- Born: 25 August 1986 (age 39) Butambala District, Uganda
- Occupation: Actress
- Years active: 2008–present
- Known for: Film and television presentation
- Children: 2
- Parents: Ahmed Nampagi Kayingo (father); Noor Namubiru Abdul (mother);

= Aaliyah Nanfuka =

Ugandan actress (born 1986)

Aaliyah Nanfuka (born 25 August 1986) is a Ugandan actress, playwright, creative, director and producer active since 2008.

== Background ==
She was born on 25 August 1986 and raised in a Muslim family. Her father is Ahmed Nampagi Kayingo and her mother is Noor Namubiru Abdul from Butambala District. Nanfuka is the first born in a family of five children.
Nanfuka completed her primary education at Lwamasaka Primary School Ngando in Butambala district and achieved a primary leaving certificate from Uganda National Examinations Board. She later attended Kitagobwa Secondary School and completed her ordinary certificate of education in 2004. She then attended Blue Nile Secondary School for her Advanced Certificate of education which she achieved in 2006.

In 2007, Aaliyah Nanfuka joined the Uganda College of Commerce and graduated with a Diploma in accounting and finance.

== Film career ==
While in college Nanfuka began her acting career in 2008 in a film titled Akasandali which was done by Nkoba Zambogo of Uganda College of Commerce in Tororo. She later joined Diamonds Ensemble which was owned by Kato Lubwama and popularly known for stage theatre drama.

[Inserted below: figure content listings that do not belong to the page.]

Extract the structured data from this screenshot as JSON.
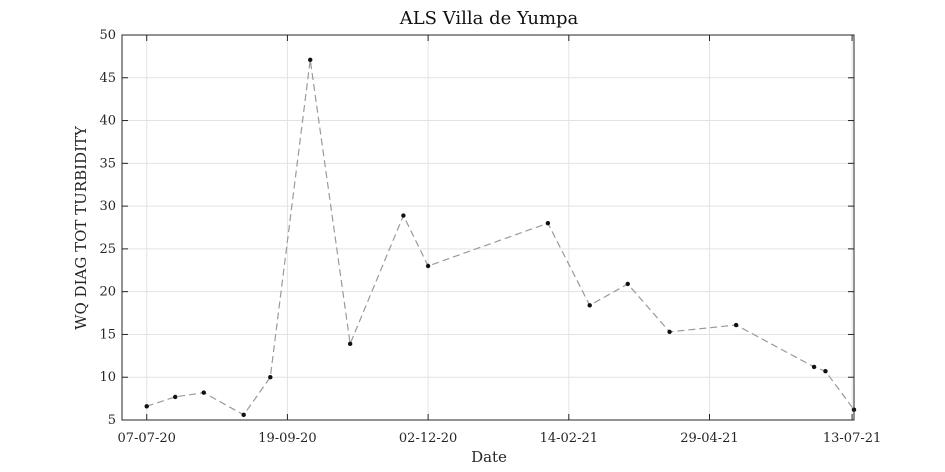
{
  "chart_data": {
    "type": "line",
    "title": "ALS Villa de Yumpa",
    "xlabel": "Date",
    "ylabel": "WQ DIAG TOT TURBIDITY",
    "ylim": [
      5,
      50
    ],
    "yticks": [
      5,
      10,
      15,
      20,
      25,
      30,
      35,
      40,
      45,
      50
    ],
    "xlim": [
      "2020-06-24",
      "2021-07-14"
    ],
    "xticks": [
      {
        "date": "2020-07-07",
        "label": "07-07-20"
      },
      {
        "date": "2020-09-19",
        "label": "19-09-20"
      },
      {
        "date": "2020-12-02",
        "label": "02-12-20"
      },
      {
        "date": "2021-02-14",
        "label": "14-02-21"
      },
      {
        "date": "2021-04-29",
        "label": "29-04-21"
      },
      {
        "date": "2021-07-13",
        "label": "13-07-21"
      }
    ],
    "grid": true,
    "series": [
      {
        "line_style": "dashed",
        "line_color": "#9a9a9a",
        "marker_color": "#111111",
        "points": [
          {
            "x": "2020-07-07",
            "y": 6.6
          },
          {
            "x": "2020-07-22",
            "y": 7.7
          },
          {
            "x": "2020-08-06",
            "y": 8.2
          },
          {
            "x": "2020-08-27",
            "y": 5.6
          },
          {
            "x": "2020-09-10",
            "y": 10.0
          },
          {
            "x": "2020-10-01",
            "y": 47.1
          },
          {
            "x": "2020-10-22",
            "y": 13.9
          },
          {
            "x": "2020-11-19",
            "y": 28.9
          },
          {
            "x": "2020-12-02",
            "y": 23.0
          },
          {
            "x": "2021-02-03",
            "y": 28.0
          },
          {
            "x": "2021-02-25",
            "y": 18.4
          },
          {
            "x": "2021-03-17",
            "y": 20.9
          },
          {
            "x": "2021-04-08",
            "y": 15.3
          },
          {
            "x": "2021-05-13",
            "y": 16.1
          },
          {
            "x": "2021-06-23",
            "y": 11.2
          },
          {
            "x": "2021-06-29",
            "y": 10.7
          },
          {
            "x": "2021-07-14",
            "y": 6.2
          }
        ]
      }
    ]
  }
}
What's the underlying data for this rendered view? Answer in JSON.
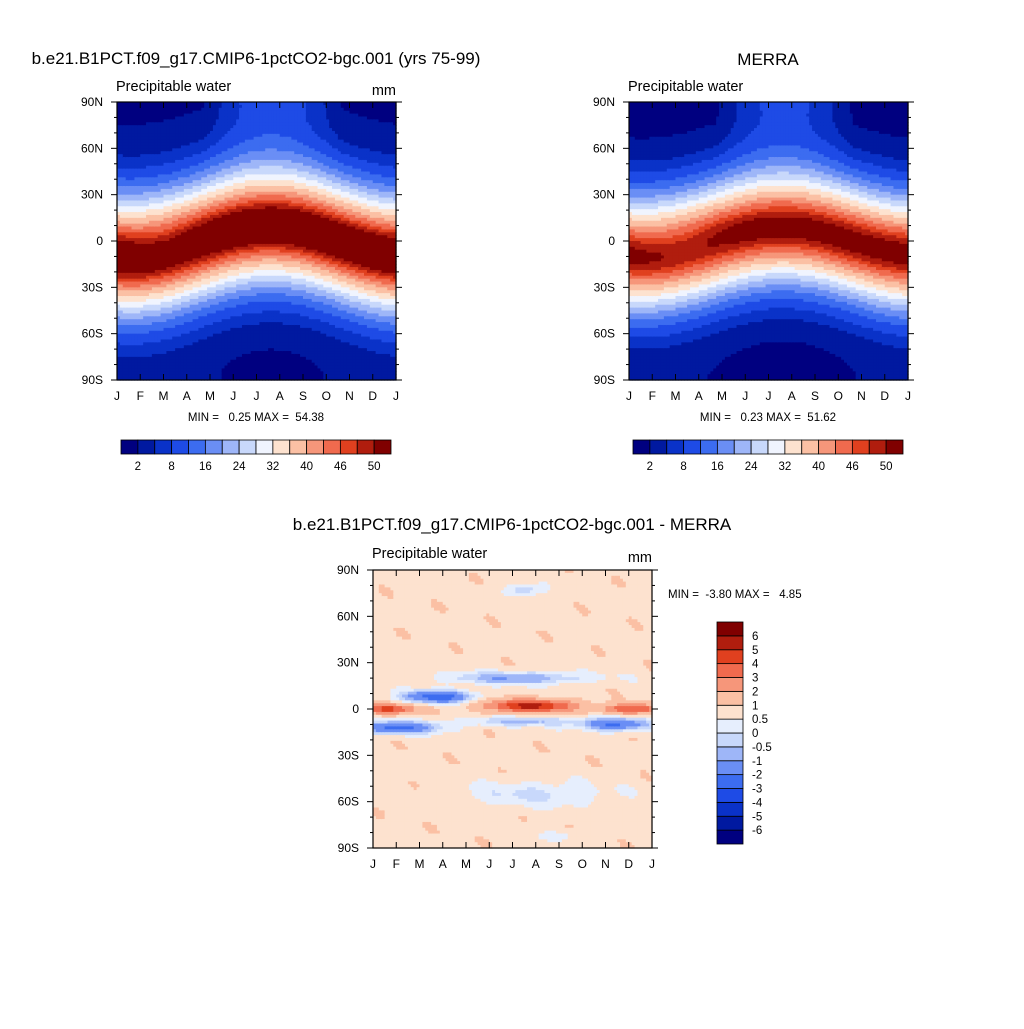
{
  "chart_data": [
    {
      "type": "heatmap",
      "id": "model",
      "title": "b.e21.B1PCT.f09_g17.CMIP6-1pctCO2-bgc.001 (yrs 75-99)",
      "left_label": "Precipitable water",
      "units": "mm",
      "x_ticks": [
        "J",
        "F",
        "M",
        "A",
        "M",
        "J",
        "J",
        "A",
        "S",
        "O",
        "N",
        "D",
        "J"
      ],
      "y_ticks": [
        "90N",
        "60N",
        "30N",
        "0",
        "30S",
        "60S",
        "90S"
      ],
      "y_range": [
        -90,
        90
      ],
      "stats_label": "MIN =   0.25 MAX =  54.38",
      "min": 0.25,
      "max": 54.38,
      "colorbar_orientation": "horizontal",
      "levels": [
        2,
        5,
        8,
        12,
        16,
        20,
        24,
        28,
        32,
        36,
        40,
        43,
        46,
        48,
        50
      ],
      "colorbar_tick_labels": [
        "2",
        "8",
        "16",
        "24",
        "32",
        "40",
        "46",
        "50"
      ],
      "colors": [
        "#000080",
        "#0019a0",
        "#0a32c8",
        "#1e4be6",
        "#3c6cf0",
        "#6a8ef5",
        "#9eb6f8",
        "#c8d8fb",
        "#f0f4fe",
        "#fde2cf",
        "#fbc0a4",
        "#f6967a",
        "#f06a4e",
        "#e0401f",
        "#b01d0e",
        "#800000"
      ],
      "field": {
        "eq_peak": 54.4,
        "hemi_shift_deg": 10,
        "pole_n": 1.5,
        "pole_s": 0.5,
        "width": 28
      }
    },
    {
      "type": "heatmap",
      "id": "obs",
      "title": "MERRA",
      "left_label": "Precipitable water",
      "units": "",
      "x_ticks": [
        "J",
        "F",
        "M",
        "A",
        "M",
        "J",
        "J",
        "A",
        "S",
        "O",
        "N",
        "D",
        "J"
      ],
      "y_ticks": [
        "90N",
        "60N",
        "30N",
        "0",
        "30S",
        "60S",
        "90S"
      ],
      "y_range": [
        -90,
        90
      ],
      "stats_label": "MIN =   0.23 MAX =  51.62",
      "min": 0.23,
      "max": 51.62,
      "colorbar_orientation": "horizontal",
      "levels": [
        2,
        5,
        8,
        12,
        16,
        20,
        24,
        28,
        32,
        36,
        40,
        43,
        46,
        48,
        50
      ],
      "colorbar_tick_labels": [
        "2",
        "8",
        "16",
        "24",
        "32",
        "40",
        "46",
        "50"
      ],
      "colors": [
        "#000080",
        "#0019a0",
        "#0a32c8",
        "#1e4be6",
        "#3c6cf0",
        "#6a8ef5",
        "#9eb6f8",
        "#c8d8fb",
        "#f0f4fe",
        "#fde2cf",
        "#fbc0a4",
        "#f6967a",
        "#f06a4e",
        "#e0401f",
        "#b01d0e",
        "#800000"
      ],
      "field": {
        "eq_peak": 51.6,
        "hemi_shift_deg": 9,
        "pole_n": 1.0,
        "pole_s": 0.3,
        "width": 27
      }
    },
    {
      "type": "heatmap",
      "id": "diff",
      "title": "b.e21.B1PCT.f09_g17.CMIP6-1pctCO2-bgc.001 - MERRA",
      "left_label": "Precipitable water",
      "units": "mm",
      "x_ticks": [
        "J",
        "F",
        "M",
        "A",
        "M",
        "J",
        "J",
        "A",
        "S",
        "O",
        "N",
        "D",
        "J"
      ],
      "y_ticks": [
        "90N",
        "60N",
        "30N",
        "0",
        "30S",
        "60S",
        "90S"
      ],
      "y_range": [
        -90,
        90
      ],
      "stats_label": "MIN =  -3.80 MAX =   4.85",
      "min": -3.8,
      "max": 4.85,
      "colorbar_orientation": "vertical",
      "levels": [
        -6,
        -5,
        -4,
        -3,
        -2,
        -1,
        -0.5,
        0,
        0.5,
        1,
        2,
        3,
        4,
        5,
        6
      ],
      "colorbar_tick_labels": [
        "-6",
        "-5",
        "-4",
        "-3",
        "-2",
        "-1",
        "-0.5",
        "0",
        "0.5",
        "1",
        "2",
        "3",
        "4",
        "5",
        "6"
      ],
      "colors": [
        "#000080",
        "#0019a0",
        "#0a32c8",
        "#1e4be6",
        "#3c6cf0",
        "#6a8ef5",
        "#9eb6f8",
        "#c8d8fb",
        "#e6eefd",
        "#fde2cf",
        "#fbc0a4",
        "#f6967a",
        "#f06a4e",
        "#e0401f",
        "#b01d0e",
        "#800000"
      ]
    }
  ]
}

In 2015, she started her own drama group called the Embassy of Dreams which she launched at Bat Valley Theatre in May of 2016. Aaliyah Nanfuka has released many films, skits and short drama videos which have featured on different television stations like See TV, Pearl Magic, and Sanyuka TV Uganda.

Aaliyah has featured in different popular films and skits like Mboozi Zamalwa where she acted as Kabejja, Prestige, a series film that showed at Pearl Magic television where she acted as Ssenga Zuura and Honorable a series movie that showed at Pearl Magic. She also featured films like Eggwengere that aired on Spark TV Uganda.

Aaliyah also featured in television dramas like Batabangufu which aired on Bukedde TV, a film by Kato Lubwama and Akandolindoli which also aired at Bukedde TV, a film by John Segawa. Aaliyah also featured in a series film called Nakayiza that only aired on her YouTube channel, a film that created more popularity of Nanfuka as an entertainer.

== Television career ==
In 2017, Aaliyah Nanfuka started working on Sanyuka TV Uganda as a presenter with a program called Kimmenya which aired every Sunday. She later joined See TV in 2021 with a program called Seetuation ku ground which was broadcast every Saturday hosted with a colleague Shamim Mayanja.

== Awards and nominations ==
In 2013, Aaliyah Nanfuka was nominated as the best actress in Uganda Film Festival Awards. Also in 2013 she received another nomination as the best actress in Piff Awards hosted in Kampala. In 2014 she won best supporting actress at the Piff Awards.

== Personal life ==
Aaliyah Nanfuka is married with two children. She has a private family life and she never features her family in the media.